Truly Off-The -Shelf PCs Make A Top-500 Cluster
SLiDERPiMP writes: "Yahoo! News is reporting that HP created an 'off-the-shelf' supercomputer, using 256 e-pc's (blech!). What they ended up with is the 'I-Cluster,' a Mandrake Linux-powered [Mandrake, baby ;) ] cluster of 225 PCs that has benchmarked its way into the list of the top 500 most powerful computers in the world. Go over there to check out the full article. It's a good read. Should I worry that practically anyone can now build a supercomputer? Speaking of which, anyone wanna loan me $210,000?" Clusters may be old hat nowadays, but the interesting thing about this one is the degreee of customization that HP and France's National Institute for Research in Computer Science did to each machine to make this cluster -- namely, none.
Should I worry that practically anyone can now build a supercomputer?
Unless "practically anyone" has the funds, the storage room, and the manpower to maintain this monstrosity, there is nothing to worry about.
And even if anyone could build a supercomputer, what's there to worry about? We don't live in the "War Games" world where supercomputers play chess, tic-tac-toe, and start nuclear wars for fun.
Never underestimate the bandwidth of a 747 filled with CD-ROMs.
Now all we need are ways of getting local connections significantly faster (Did someone say Gig Ethernet) to allow faster communication between the nodes and we will be able to scale beyond several hundred and break the top 100. I hear 1gig NICs will be falling in price to under $100 US retail soon...
How fast do you connect to your cluster ?
- A Beowulf cluster of E-machines?
Maybe so, but this cluster still made into the top 500 most powerful computers.I dunno. It's kinda lacking when you compare it to all the other Beowulf clusters we've considered.
Now, imagine a cluster of Athlon 1.4GHz machines doing the same thing ... now there's a drool factor, and probably cheaper to boot!!
That is a serious problem though, and one I assume Beowulf clusters will take care of, what if a node goes down in the middle of processing, how does the cluster respond to it ?
You know this Beowulf business is getting to be pretty staid and routine by now.
In fact, I'd almost say it would be newsworthy if there were any organization (university, company, govt lab) that had not yet built "a supercomputer from the COTS components".
What I'd like to see now is more metrics (some of which the article does, admittedly, reveal).
- hardware cost per FLOP (everyone already tells you this)
- FLOPS per human time to build
- FLOPS per sysadmin time to maintain
- FLOPS per kilowatt of electricity
- FLOPS per cubic foot of rack space
- can it run smoothly if Bad Andy goes behind the rack and unplugs a few network connections, a few power cords to some nodes?

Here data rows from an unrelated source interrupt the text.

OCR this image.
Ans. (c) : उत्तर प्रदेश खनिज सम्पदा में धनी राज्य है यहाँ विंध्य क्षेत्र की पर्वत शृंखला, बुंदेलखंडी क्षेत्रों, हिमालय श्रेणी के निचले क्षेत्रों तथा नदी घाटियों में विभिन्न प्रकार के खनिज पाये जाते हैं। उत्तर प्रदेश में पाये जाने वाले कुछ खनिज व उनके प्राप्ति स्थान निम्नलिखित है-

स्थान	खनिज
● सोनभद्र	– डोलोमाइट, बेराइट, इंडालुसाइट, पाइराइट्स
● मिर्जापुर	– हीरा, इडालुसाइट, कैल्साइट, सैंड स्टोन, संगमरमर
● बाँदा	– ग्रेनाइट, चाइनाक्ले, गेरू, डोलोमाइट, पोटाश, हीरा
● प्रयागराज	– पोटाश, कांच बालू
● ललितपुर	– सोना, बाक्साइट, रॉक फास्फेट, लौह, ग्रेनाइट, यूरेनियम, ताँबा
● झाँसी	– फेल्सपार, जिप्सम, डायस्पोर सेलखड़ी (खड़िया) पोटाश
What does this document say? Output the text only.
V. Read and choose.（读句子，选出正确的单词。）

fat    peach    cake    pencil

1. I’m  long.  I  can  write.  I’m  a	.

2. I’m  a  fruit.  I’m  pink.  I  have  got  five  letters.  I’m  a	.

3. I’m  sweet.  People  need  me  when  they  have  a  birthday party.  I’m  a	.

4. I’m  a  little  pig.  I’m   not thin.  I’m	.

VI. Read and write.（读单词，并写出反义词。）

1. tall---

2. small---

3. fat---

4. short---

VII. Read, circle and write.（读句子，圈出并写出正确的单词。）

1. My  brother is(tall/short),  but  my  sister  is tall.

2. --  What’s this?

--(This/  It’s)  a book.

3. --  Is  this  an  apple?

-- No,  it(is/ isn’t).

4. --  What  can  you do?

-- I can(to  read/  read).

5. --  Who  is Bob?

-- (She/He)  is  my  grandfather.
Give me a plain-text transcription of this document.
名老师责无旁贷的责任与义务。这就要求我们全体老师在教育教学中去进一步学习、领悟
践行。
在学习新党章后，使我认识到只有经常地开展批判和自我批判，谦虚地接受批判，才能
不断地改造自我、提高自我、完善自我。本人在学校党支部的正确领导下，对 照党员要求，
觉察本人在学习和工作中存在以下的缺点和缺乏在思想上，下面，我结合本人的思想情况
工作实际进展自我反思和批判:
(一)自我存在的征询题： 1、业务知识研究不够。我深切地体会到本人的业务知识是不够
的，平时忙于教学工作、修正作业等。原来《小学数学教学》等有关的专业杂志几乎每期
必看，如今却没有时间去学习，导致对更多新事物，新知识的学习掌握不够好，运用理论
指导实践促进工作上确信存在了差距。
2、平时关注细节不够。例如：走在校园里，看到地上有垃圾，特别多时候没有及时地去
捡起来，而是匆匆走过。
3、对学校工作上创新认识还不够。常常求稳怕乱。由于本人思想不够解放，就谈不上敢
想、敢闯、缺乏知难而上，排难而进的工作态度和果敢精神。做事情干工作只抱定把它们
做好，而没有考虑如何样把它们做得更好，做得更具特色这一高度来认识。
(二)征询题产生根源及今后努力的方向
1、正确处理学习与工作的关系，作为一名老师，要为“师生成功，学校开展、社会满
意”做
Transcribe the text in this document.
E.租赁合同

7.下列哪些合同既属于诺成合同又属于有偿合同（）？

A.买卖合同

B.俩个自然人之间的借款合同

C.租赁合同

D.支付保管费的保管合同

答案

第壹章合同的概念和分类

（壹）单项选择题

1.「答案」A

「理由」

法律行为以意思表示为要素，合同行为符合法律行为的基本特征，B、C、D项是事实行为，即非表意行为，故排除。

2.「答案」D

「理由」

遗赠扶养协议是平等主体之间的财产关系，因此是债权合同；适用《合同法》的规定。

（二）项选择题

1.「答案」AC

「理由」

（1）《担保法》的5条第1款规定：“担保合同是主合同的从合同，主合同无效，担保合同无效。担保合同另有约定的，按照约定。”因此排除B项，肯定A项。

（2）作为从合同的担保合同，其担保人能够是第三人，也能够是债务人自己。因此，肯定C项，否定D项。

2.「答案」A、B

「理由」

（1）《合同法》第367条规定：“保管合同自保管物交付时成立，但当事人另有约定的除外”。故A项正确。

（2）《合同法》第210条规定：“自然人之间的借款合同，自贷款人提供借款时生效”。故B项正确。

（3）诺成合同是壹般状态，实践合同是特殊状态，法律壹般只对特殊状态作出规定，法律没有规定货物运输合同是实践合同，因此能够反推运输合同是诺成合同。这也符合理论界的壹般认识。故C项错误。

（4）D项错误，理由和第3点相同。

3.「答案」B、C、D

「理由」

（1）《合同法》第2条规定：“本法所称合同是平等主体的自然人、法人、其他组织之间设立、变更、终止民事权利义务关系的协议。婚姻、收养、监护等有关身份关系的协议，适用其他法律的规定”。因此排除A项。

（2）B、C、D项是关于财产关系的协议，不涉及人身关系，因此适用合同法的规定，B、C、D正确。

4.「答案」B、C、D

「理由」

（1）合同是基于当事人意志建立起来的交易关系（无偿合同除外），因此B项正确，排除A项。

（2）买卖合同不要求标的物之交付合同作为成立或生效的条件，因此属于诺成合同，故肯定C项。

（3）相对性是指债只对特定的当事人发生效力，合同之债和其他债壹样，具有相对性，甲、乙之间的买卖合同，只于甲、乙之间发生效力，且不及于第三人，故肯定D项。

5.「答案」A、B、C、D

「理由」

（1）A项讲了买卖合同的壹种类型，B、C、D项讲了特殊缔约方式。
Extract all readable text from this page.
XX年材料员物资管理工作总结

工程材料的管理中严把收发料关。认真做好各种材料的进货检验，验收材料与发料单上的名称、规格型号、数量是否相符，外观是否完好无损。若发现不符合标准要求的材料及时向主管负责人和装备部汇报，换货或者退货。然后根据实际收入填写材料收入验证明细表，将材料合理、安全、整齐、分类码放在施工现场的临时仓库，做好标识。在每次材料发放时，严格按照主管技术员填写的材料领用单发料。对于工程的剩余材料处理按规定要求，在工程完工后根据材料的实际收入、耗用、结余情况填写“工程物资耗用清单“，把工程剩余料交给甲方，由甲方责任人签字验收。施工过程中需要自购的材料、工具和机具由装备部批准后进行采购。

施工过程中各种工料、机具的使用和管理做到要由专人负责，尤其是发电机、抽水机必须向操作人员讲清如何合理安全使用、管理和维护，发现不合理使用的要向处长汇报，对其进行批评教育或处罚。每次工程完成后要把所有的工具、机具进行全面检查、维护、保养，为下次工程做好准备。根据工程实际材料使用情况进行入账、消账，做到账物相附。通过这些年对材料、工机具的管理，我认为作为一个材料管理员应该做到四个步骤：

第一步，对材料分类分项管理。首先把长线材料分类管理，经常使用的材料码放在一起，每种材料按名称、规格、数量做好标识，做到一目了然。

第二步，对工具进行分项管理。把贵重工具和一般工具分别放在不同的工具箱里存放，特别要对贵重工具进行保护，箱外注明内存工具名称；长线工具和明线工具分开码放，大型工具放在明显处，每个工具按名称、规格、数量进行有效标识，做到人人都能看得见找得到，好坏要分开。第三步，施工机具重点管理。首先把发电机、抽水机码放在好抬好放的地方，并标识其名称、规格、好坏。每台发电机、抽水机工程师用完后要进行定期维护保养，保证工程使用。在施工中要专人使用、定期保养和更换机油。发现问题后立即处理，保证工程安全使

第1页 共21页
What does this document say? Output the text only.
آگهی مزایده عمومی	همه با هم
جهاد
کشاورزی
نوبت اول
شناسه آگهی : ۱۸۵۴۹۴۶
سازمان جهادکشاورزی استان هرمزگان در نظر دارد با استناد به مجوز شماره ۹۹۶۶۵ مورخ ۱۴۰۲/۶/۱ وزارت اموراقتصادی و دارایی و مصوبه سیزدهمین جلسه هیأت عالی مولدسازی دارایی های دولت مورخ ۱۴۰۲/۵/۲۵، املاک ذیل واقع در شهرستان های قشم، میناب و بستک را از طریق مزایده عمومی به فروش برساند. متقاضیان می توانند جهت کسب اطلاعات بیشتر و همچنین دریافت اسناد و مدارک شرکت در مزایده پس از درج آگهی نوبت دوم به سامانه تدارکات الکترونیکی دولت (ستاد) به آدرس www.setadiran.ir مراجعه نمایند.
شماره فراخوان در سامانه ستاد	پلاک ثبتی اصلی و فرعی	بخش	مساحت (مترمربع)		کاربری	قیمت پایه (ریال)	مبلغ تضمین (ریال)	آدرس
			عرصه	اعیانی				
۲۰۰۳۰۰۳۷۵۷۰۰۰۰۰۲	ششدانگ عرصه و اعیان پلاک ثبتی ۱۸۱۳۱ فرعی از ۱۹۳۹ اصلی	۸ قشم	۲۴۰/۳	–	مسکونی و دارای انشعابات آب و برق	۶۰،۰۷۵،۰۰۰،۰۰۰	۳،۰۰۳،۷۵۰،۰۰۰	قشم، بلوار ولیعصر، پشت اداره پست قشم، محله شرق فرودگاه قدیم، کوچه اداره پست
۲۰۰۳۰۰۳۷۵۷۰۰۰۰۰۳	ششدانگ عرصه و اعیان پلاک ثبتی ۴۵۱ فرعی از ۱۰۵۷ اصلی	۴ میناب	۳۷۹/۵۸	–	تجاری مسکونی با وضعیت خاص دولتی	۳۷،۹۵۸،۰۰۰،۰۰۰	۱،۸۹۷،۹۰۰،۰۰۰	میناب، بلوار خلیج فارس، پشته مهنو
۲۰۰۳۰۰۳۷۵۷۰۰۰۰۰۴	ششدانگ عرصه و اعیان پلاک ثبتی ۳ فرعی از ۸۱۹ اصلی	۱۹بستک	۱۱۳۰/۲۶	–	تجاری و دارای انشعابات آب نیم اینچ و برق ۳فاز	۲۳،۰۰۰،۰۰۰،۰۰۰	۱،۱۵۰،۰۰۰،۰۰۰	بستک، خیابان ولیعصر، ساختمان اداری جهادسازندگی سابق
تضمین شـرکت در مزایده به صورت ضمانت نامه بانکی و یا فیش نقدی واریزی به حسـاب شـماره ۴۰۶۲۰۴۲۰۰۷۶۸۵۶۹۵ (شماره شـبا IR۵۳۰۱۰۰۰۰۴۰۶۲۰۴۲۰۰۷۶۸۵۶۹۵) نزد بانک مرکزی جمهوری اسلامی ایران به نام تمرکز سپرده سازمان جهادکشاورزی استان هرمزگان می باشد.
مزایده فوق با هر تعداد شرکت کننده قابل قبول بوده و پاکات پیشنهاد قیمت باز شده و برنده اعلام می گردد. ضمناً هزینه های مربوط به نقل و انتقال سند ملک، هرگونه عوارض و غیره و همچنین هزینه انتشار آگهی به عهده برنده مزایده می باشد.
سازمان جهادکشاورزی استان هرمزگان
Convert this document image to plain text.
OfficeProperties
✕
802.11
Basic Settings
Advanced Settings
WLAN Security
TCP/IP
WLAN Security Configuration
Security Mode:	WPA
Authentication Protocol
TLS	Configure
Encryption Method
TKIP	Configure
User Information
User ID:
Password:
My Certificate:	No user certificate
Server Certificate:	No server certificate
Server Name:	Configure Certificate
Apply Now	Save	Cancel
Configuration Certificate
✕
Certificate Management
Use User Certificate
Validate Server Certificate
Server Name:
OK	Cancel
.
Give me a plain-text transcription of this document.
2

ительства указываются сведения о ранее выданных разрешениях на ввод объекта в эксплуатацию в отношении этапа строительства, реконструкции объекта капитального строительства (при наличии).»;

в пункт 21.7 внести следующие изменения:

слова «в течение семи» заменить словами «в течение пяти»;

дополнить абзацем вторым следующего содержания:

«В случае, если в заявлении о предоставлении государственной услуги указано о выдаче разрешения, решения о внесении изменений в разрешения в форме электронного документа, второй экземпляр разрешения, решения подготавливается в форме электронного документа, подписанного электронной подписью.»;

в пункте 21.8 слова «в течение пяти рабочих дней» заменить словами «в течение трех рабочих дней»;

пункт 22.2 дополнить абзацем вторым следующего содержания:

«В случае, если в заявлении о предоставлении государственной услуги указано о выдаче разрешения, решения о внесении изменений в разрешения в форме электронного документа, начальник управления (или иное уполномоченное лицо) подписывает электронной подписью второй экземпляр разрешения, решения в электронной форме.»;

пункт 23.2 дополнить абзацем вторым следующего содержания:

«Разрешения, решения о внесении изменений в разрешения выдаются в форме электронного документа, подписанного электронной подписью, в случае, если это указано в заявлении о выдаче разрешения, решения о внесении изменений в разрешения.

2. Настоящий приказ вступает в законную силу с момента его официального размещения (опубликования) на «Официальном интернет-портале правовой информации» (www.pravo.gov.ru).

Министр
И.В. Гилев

Everyone knows that you can spend your own time scouring dumpsters for cast-off computers and coaxing them to life, bringing up an old 486 with an ISA 10bT card as a member of your cluster. Unless you're doing it for your own educational benefit, it's just not worth it.Don't get wrong. I love these clusters and want to use them. It's just that, in 2001, their mere existence is no longer as exciting as it was in the mid 1990s.
Now days, I care more about ease of use and ease of maintenance, taking the low cost of a Beowulf cluster as a given.
With the size of these clusters going up and the ratio of hardware cost to human time constantly decreasing, I'd be more impressed to see how a system with many hundreds of nodes was brought up in a short time, never rebooted for a year, even as 13 of the nodes developed variously problems and become unproductive members of the cluster.
"Provided by the management for your protection."
why in god's name would you want a cd and a floppy for each node ?
Also why have a mb with integrated sound (and video) - this is a beowulf cluster, not a John Cage album...
graspee
No, a beowulf cluster is the last thing that one would use for nuclear simulation.
While great at highly parallel tasks that require very little synchronization between threads (think code cracking), nuclear testing (and almost all other fluid dynamic problems) generally requires all of the cpu's to have high speed access to all of the memory. So one needs a huge shared memory system (think Cray or Sun StarCat).
And for this reason, I find the top 500 list to be a bit misleading in these days of massively parallel systems. Its great as a test of how many flops the system can crank out, but it does not take into account the memory bandwidth between the cpu's, and that is often more important than raw cpu horsepower.
Is there anything like a MIPS/Wh rating for CPUs? (Would thermodynamics dictate a certain minimum?)
With a seperate power supply and hard disk per CPU (i.e. complete box) I would imagine that old PCs generate a *lot* of heat per CPU cycle.
Has anybody done measurements/calculations on this?